Tetrameric SAMHD1 is catalytically active dNTPase. A and D, recombinant SAMHD1 (10 μm) was incubated with 30 μm (A) or 60 μm (D) dGTP and separated by size exclusion chromatography at a flow rate of 0.8 ml/min. Elution profiles (A_{280 nm}) with positions of SAMHD1 tetramer and dimer/monomer peaks indicated are shown. Pooled fractions corresponding to the tetramer (positions 1 and 3; elution volumes 10.5–11.0 ml) and dimer/monomer mixture (positions 2 and 4; elution volumes 13.25–13.75 ml) peaks were pooled and assayed for dNTPase activity, shown in B and E and in C and F, respectively. B, C, E, and F, equal volume aliquots (300 μl) of pooled SAMHD1 tetramer or monomer peak fractions were incubated with 100 μm each dATP, dCTP, and TTP in the reaction buffer for the indicated times, and deoxyribonucleoside (dN) products of the reactions quantified by HPLC (C and F). Of note, dGTP was not added to dNTPase assay mixtures. Chromatograms showing separation of the reaction products, collected at the 20-min time point, are shown in B and E. The results of experiments performed with SAMHD1 oligomers formed in the presence of 30 μm dGTP and 60 μm dGTP are shown in B and C and in E and F, respectively.

FIGURE 7.

SAMHD1 C terminus is important for SAMHD1 tetrameric state. A, wild type and the indicated mutant recombinant SAMHD1 proteins were incubated with or without dGTP, chemically cross-linked, separated by SDS-PAGE on 4–12% Novex gels, and visualized by silver staining. B, wild type and mutant SAMHD1 proteins (250 nm) were preincubated with dGTP (200 μm), and the mixtures were separated by size exclusion chromatography, as described under “Experimental Procedures.” The elution profiles were recorded by monitoring fluorescence trace (mV, excitation at 282 nm and emission at 313 nm). Peak elution volumes for SAMHD1 tetramer (tet) and dimer/monomer mixture (di/mono) are indicated (ml), as is the peak corresponding to dGTP, indicated by asterisks. C, SAMHD1 regions flanking the catalytic HD domain influence dGTP-induced tetramer.

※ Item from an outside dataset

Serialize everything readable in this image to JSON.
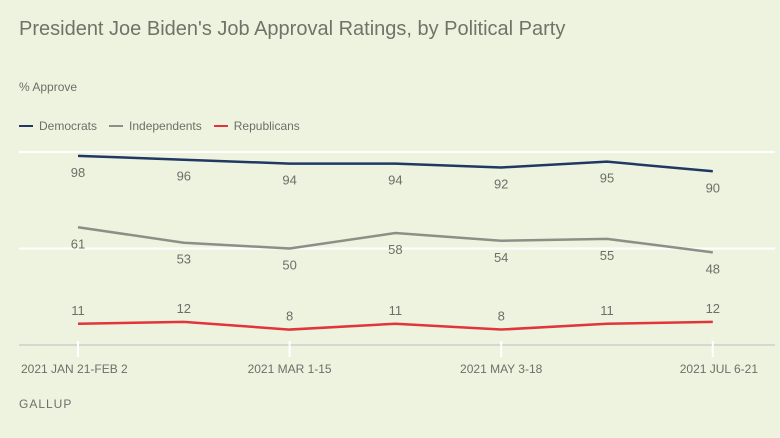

Wild type and mutant recombinant SAMHD1 proteins (250 nm) were preincubated with dGTP at various concentrations (50–200 μm), and the mixtures were injected into an analytical gel filtration column at a flow rate of 0.8 ml/min. The elution profiles (fluorescence trace, excitation at 282 nm and emission at 313 nm) are shown with peak positions corresponding to tetramer and monomer of SAMHD1 indicated. The tetramer peak height (ordinate) is plotted as a function of dGTP concentration (abscissa).